Note that serializing this (quite redundant) tree into CBOR would produce a similarly-shaped tree. Here, instead, we obtain this:

# Cbor_pack.to_cbor tree_to_cbpack t;;
- : Cbor_pack.cbor =
`Map
  [(`Text "k", `Tag (6, `Int 3));
   (`Text "h",
    `Array
      [`Array [`Int 1; `Int 2; `Int 0; `Int 0];
       `Array [`Int 1; `Int 3; `Tag (6, `Int 0); `Tag (6, `Int 0)];
       `Array [`Int 1; `Int 4; `Tag (6, `Int 1); `Tag (6, `Int 0)];
       `Array [`Int 1; `Int 1; `Tag (6, `Int 2); `Tag (6, `Int 2)]])]

# String.length (Cbor_pack.to_string tree_to_cbpack t);;
- : int = 34

Without hashconsing we'd have:

type tree2 =
  | Nil
  | Node of int * tree2 * tree2
  [@@deriving cbpack];;

let t: tree2 =
    let t2 = Node (2, Nil, Nil) in
    let t3 = Node (3, t2, t2) in
    let t4 = Node (4, t3, t2) in
    Node (1, t4, t4);;
# Cbor_pack.to_cbor tree2_to_cbpack t;;
- : Cbor_pack.cbor =
`Map
  [(`Text "k", `Tag (6, `Int 10));
   (`Text "h",
    `Array
      [`Array [`Int 1; `Int 2; `Int 0; `Int 0];
       `Array [`Int 1; `Int 2; `Int 0; `Int 0];
       `Array [`Int 1; `Int 2; `Int 0; `Int 0];
       `Array [`Int 1; `Int 3; `Tag (6, `Int 2); `Tag (6, `Int 1)];
       `Array [`Int 1; `Int 4; `Tag (6, `Int 3); `Tag (6, `Int 0)];
       `Array [`Int 1; `Int 2; `Int 0; `Int 0];
       `Array [`Int 1; `Int 2; `Int 0; `Int 0];
       `Array [`Int 1; `Int 2; `Int 0; `Int 0];
       `Array [`Int 1; `Int 3; `Tag (6, `Int 7); `Tag (6, `Int 6)];
       `Array [`Int 1; `Int 4; `Tag (6, `Int 8); `Tag (6, `Int 5)];
       `Array [`Int 1; `Int 1; `Tag (6, `Int 9); `Tag (6, `Int 4)]])]

# String.length (Cbor_pack.to_string tree2_to_cbpack t);;
- : int = 73

which is more than twice as long.

Attributes supported

  • [@ser f] on type: custom serialize function
  • [@deser f] on type: custom deserialize function
  • [@as_bytes] on a string type: encode to CBOR bytes, not string.

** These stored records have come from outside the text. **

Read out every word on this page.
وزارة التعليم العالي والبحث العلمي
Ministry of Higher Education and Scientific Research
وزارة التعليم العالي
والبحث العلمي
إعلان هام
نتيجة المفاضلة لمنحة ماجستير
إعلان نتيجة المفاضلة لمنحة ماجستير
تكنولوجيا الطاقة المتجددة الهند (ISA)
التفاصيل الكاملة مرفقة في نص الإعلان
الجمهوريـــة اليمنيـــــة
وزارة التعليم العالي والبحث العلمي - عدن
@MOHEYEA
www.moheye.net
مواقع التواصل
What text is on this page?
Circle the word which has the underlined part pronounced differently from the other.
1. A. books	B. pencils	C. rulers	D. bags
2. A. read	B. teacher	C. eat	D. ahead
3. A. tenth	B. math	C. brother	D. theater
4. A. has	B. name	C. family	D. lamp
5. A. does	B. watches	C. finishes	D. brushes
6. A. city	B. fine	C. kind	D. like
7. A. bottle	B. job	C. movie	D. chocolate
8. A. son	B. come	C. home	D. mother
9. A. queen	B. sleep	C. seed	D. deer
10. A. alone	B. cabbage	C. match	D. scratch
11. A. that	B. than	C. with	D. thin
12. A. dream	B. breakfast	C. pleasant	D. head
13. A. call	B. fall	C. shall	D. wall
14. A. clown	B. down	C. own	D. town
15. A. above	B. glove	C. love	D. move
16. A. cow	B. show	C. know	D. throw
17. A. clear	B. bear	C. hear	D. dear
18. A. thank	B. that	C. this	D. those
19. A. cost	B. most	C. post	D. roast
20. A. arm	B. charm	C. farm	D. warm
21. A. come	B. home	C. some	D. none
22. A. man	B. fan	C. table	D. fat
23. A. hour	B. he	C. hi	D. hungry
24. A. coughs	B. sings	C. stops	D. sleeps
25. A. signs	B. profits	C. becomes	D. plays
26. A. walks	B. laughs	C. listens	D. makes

Should be used for non-textual data, i.e. strings not containing valid UTF-8.
  • [@cstor "x"] on constructor: custom key for this constructor (string)
  • [@key "x"] on record field: custom key for this field (string)
  • [@@hashcons] on type decl: enable hashconsing for this type.
  • [@@use_field_names] on type decl: use strings for record fields, not integer offsets

License

MIT